Drought and flood impact plan finalised

Summary

Flanders has finalised its plan to address future droughts as well as flooding, taking measures that will be necessary as climate change takes hold

Summer was ‘proof positive’

An action plan for water security in Flanders has been finalised, focusing on how the region can be better prepared for periods of water scarcity, drought and flooding. Such extremes are expected to become more common in the future as a consequence of climate change.

The plan is the result of a consultation organised by the Department of Agriculture and Fisheries, together with environment minister Joke Schauvliege. This process began after unusually high rainfall in 2016, and continued as drought set in during 2017.

“This summer has proven how necessary this plan is,” said Schauvliege, taking delivery of the report this week. “Even now it is still extremely dry, and, despite the rainfall this week, it’s clear that this is absolutely not enough to top-up the low water supplies.”

The plan draws together opinions from civil servants, researchers and the farming, horticultural and food processing industries.

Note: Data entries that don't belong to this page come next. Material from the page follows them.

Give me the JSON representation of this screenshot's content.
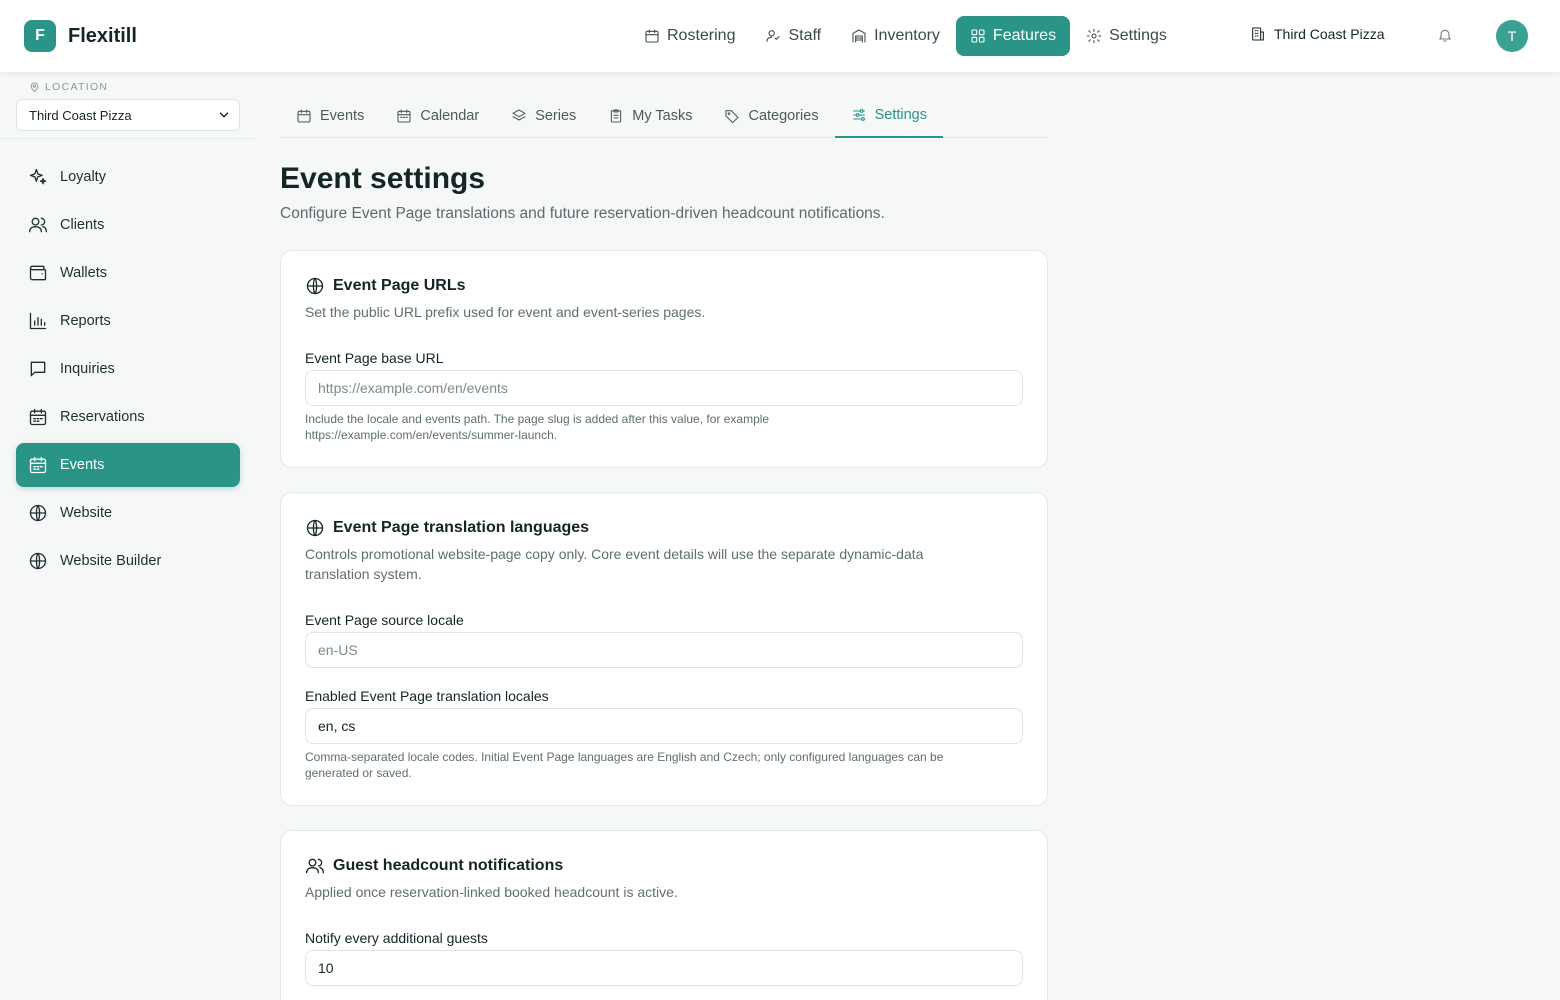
{
  "app": {
    "logo_letter": "F",
    "name": "Flexitill"
  },
  "topnav": {
    "items": [
      {
        "label": "Rostering",
        "icon": "calendar-icon"
      },
      {
        "label": "Staff",
        "icon": "user-icon"
      },
      {
        "label": "Inventory",
        "icon": "warehouse-icon"
      },
      {
        "label": "Features",
        "icon": "grid-icon"
      },
      {
        "label": "Settings",
        "icon": "gear-icon"
      }
    ],
    "location": "Third Coast Pizza",
    "avatar_letter": "T"
  },
  "sidebar": {
    "location_label": "LOCATION",
    "location_value": "Third Coast Pizza",
    "items": [
      {
        "label": "Loyalty",
        "icon": "sparkles-icon"
      },
      {
        "label": "Clients",
        "icon": "users-icon"
      },
      {
        "label": "Wallets",
        "icon": "wallet-icon"
      },
      {
        "label": "Reports",
        "icon": "bar-chart-icon"
      },
      {
        "label": "Inquiries",
        "icon": "message-icon"
      },
      {
        "label": "Reservations",
        "icon": "calendar-icon"
      },
      {
        "label": "Events",
        "icon": "calendar-icon"
      },
      {
        "label": "Website",
        "icon": "globe-icon"
      },
      {
        "label": "Website Builder",
        "icon": "globe-icon"
      }
    ]
  },
  "tabs": [
    {
      "label": "Events",
      "icon": "calendar-icon"
    },
    {
      "label": "Calendar",
      "icon": "calendar-icon"
    },
    {
      "label": "Series",
      "icon": "layers-icon"
    },
    {
      "label": "My Tasks",
      "icon": "clipboard-icon"
    },
    {
      "label": "Categories",
      "icon": "tag-icon"
    },
    {
      "label": "Settings",
      "icon": "sliders-icon"
    }
  ],
  "page": {
    "title": "Event settings",
    "subtitle": "Configure Event Page translations and future reservation-driven headcount notifications."
  },
  "cards": {
    "urls": {
      "title": "Event Page URLs",
      "description": "Set the public URL prefix used for event and event-series pages.",
      "base_url_label": "Event Page base URL",
      "base_url_value": "",
      "base_url_placeholder": "https://example.com/en/events",
      "help_line1": "Include the locale and events path. The page slug is added after this value, for example",
      "help_line2": "https://example.com/en/events/summer-launch."
    },
    "languages": {
      "title": "Event Page translation languages",
      "description_line1": "Controls promotional website-page copy only. Core event details will use the separate dynamic-data",
      "description_line2": "translation system.",
      "source_label": "Event Page source locale",
      "source_value": "",
      "source_placeholder": "en-US",
      "enabled_label": "Enabled Event Page translation locales",
      "enabled_value": "en, cs",
      "help_line1": "Comma-separated locale codes. Initial Event Page languages are English and Czech; only configured languages can be",
      "help_line2": "generated or saved."
    },
    "headcount": {
      "title": "Guest headcount notifications",
      "description": "Applied once reservation-linked booked headcount is active.",
      "notify_label": "Notify every additional guests",
      "notify_value": "10"
    }
  },
  "colors": {
    "accent": "#2a9486",
    "background": "#f6f7f7"
  }
}
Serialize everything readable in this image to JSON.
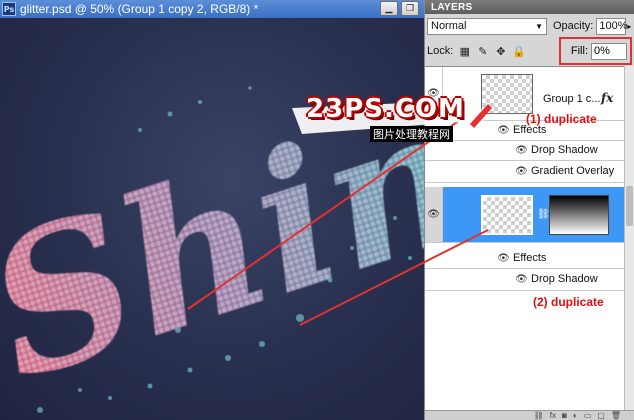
{
  "document": {
    "title": "glitter.psd @ 50% (Group 1 copy 2, RGB/8) *",
    "app_badge": "Ps",
    "canvas_text": "Shin"
  },
  "panel": {
    "tab": "LAYERS",
    "blend_mode": "Normal",
    "opacity_label": "Opacity:",
    "opacity_value": "100%",
    "lock_label": "Lock:",
    "fill_label": "Fill:",
    "fill_value": "0%"
  },
  "layers": [
    {
      "name": "Group 1 c...",
      "fx": "fx",
      "effects_label": "Effects",
      "effects": [
        "Drop Shadow",
        "Gradient Overlay"
      ]
    },
    {
      "effects_label": "Effects",
      "effects": [
        "Drop Shadow"
      ]
    }
  ],
  "annotations": {
    "note_1": "(1) duplicate",
    "note_2": "(2) duplicate",
    "watermark": "23PS.COM",
    "watermark_sub": "图片处理教程网"
  },
  "colors": {
    "selection": "#3d97f5",
    "annotation": "#e53030",
    "titlebar": "#4a80cf"
  },
  "icons": {
    "eye": "eye-icon",
    "chain": "link-icon",
    "fx": "fx-icon"
  }
}
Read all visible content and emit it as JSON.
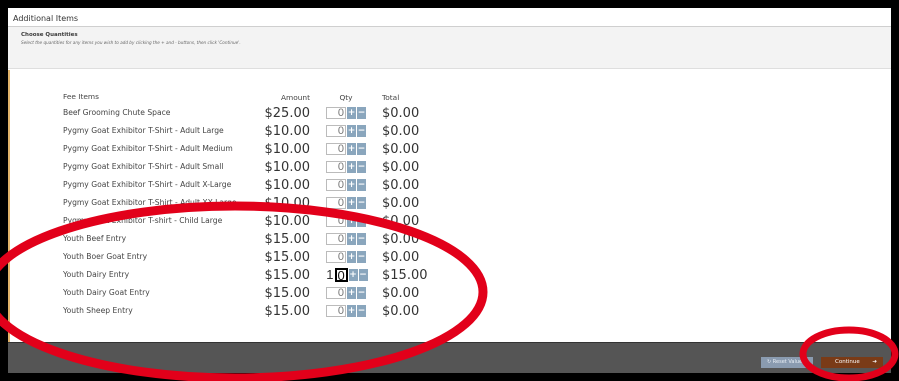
{
  "titlebar": {
    "title": "Additional Items"
  },
  "subhead": {
    "title": "Choose Quantities",
    "instructions": "Select the quantities for any items you wish to add by clicking the + and - buttons, then click 'Continue'."
  },
  "table": {
    "headers": {
      "item": "Fee Items",
      "amount": "Amount",
      "qty": "Qty",
      "total": "Total"
    },
    "rows": [
      {
        "item": "Beef Grooming Chute Space",
        "amount": "$25.00",
        "qty": "0",
        "total": "$0.00"
      },
      {
        "item": "Pygmy Goat Exhibitor T-Shirt - Adult Large",
        "amount": "$10.00",
        "qty": "0",
        "total": "$0.00"
      },
      {
        "item": "Pygmy Goat Exhibitor T-Shirt - Adult Medium",
        "amount": "$10.00",
        "qty": "0",
        "total": "$0.00"
      },
      {
        "item": "Pygmy Goat Exhibitor T-Shirt - Adult Small",
        "amount": "$10.00",
        "qty": "0",
        "total": "$0.00"
      },
      {
        "item": "Pygmy Goat Exhibitor T-Shirt - Adult X-Large",
        "amount": "$10.00",
        "qty": "0",
        "total": "$0.00"
      },
      {
        "item": "Pygmy Goat Exhibitor T-Shirt - Adult XX-Large",
        "amount": "$10.00",
        "qty": "0",
        "total": "$0.00"
      },
      {
        "item": "Pygmy Goat Exhibitor T-shirt - Child Large",
        "amount": "$10.00",
        "qty": "0",
        "total": "$0.00"
      },
      {
        "item": "Youth Beef Entry",
        "amount": "$15.00",
        "qty": "0",
        "total": "$0.00"
      },
      {
        "item": "Youth Boer Goat Entry",
        "amount": "$15.00",
        "qty": "0",
        "total": "$0.00"
      },
      {
        "item": "Youth Dairy Entry",
        "amount": "$15.00",
        "qty": "1",
        "qty_cursor": "0",
        "total": "$15.00"
      },
      {
        "item": "Youth Dairy Goat Entry",
        "amount": "$15.00",
        "qty": "0",
        "total": "$0.00"
      },
      {
        "item": "Youth Sheep Entry",
        "amount": "$15.00",
        "qty": "0",
        "total": "$0.00"
      }
    ]
  },
  "footer": {
    "reset_label": "Reset Values",
    "continue_label": "Continue"
  },
  "icons": {
    "plus": "+",
    "minus": "−",
    "reset": "↻",
    "continue_arrow": "➔"
  },
  "colors": {
    "annotation": "#e2001a",
    "continue_bg": "#7a3b17",
    "qty_buttons": "#8aa6bd"
  }
}
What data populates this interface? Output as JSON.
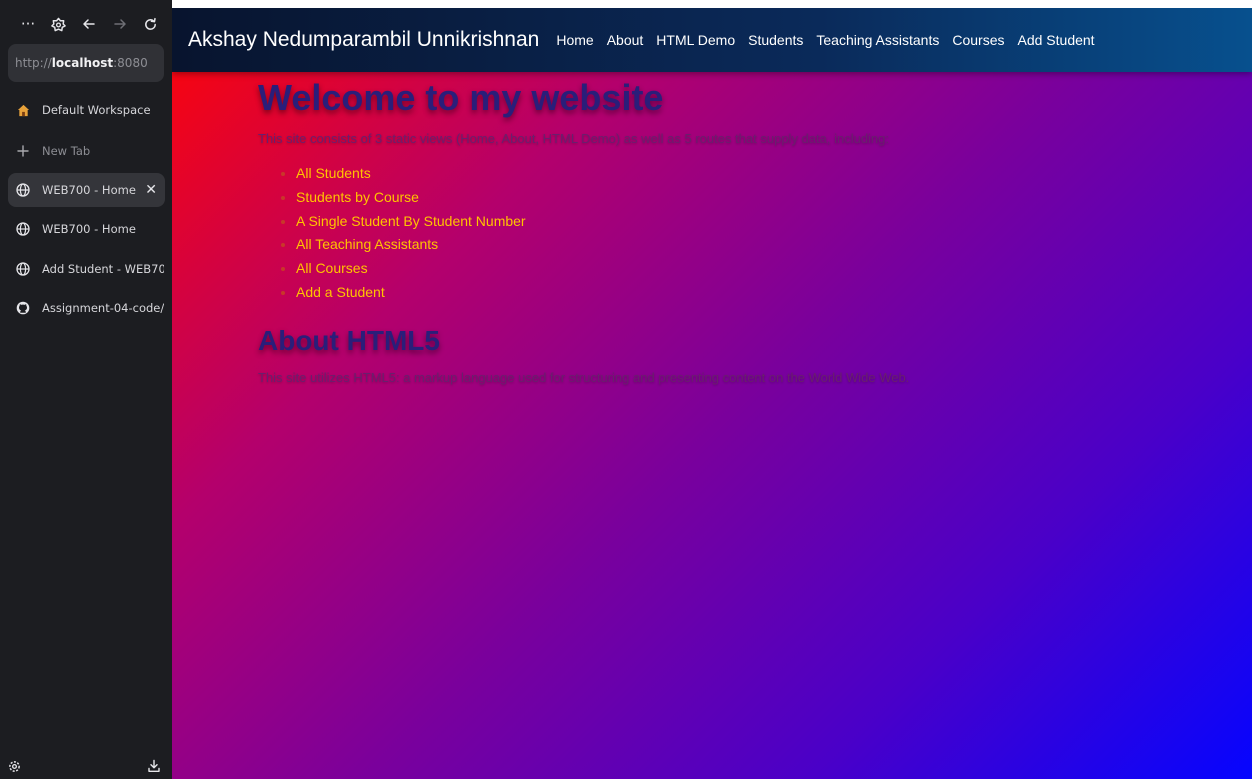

It contains policy recommendations in five areas.

Governments must co-operate

First, alternative water sources need to be mapped out, taking into account stocks available today and how they can best be used. This should include the opportunities for stocking rainwater and for cleaning and re-using wastewater and drainage water, for example.

Second, the regulatory framework could be more effective. “We are thinking of the co-ordination between policy plans at different levels of government and between the various policy domains,” said Bart Debussche, co-ordinator of the consultation. “Possible bottlenecks must be eliminated.”

Agriculture, energy and climate policies all offer opportunities for improving water security, he added. Meanwhile income fluctuations due to water scarcity or flooding need to be addressed, and there should be greater clarity on issues such as permits and charges for building buffer basins, private water wells and so on.

Treated wastewater can be used as an alternative in times of water scarcity

- Environment minister Joke Schauvliege

A third action point is to encourage farmers and growers to take measures to increase the water security on their own farms and nurseries. Fourth, there needs to be more research and knowledge sharing on good practice. Possible priorities are the development of drought-resistant plant varieties, irrigation methods and remedial measures.

Finally, farmers and growers need to be more aware about sensible, sustainable water use and water management. Demonstration projects and practical guides could play a role in this context.

The first copy of the plan was handed over to Schauvliege at frozen food company Ardo in West Flanders, chosen because of a collaboration with local farmers that uses purified waste water from the factory in nearby fields. “This co-operation between agriculture and industry around water management is unique in Flanders and a nice example of how treated wastewater can be used as an alternative in times of water scarcity,” Schauvliege said.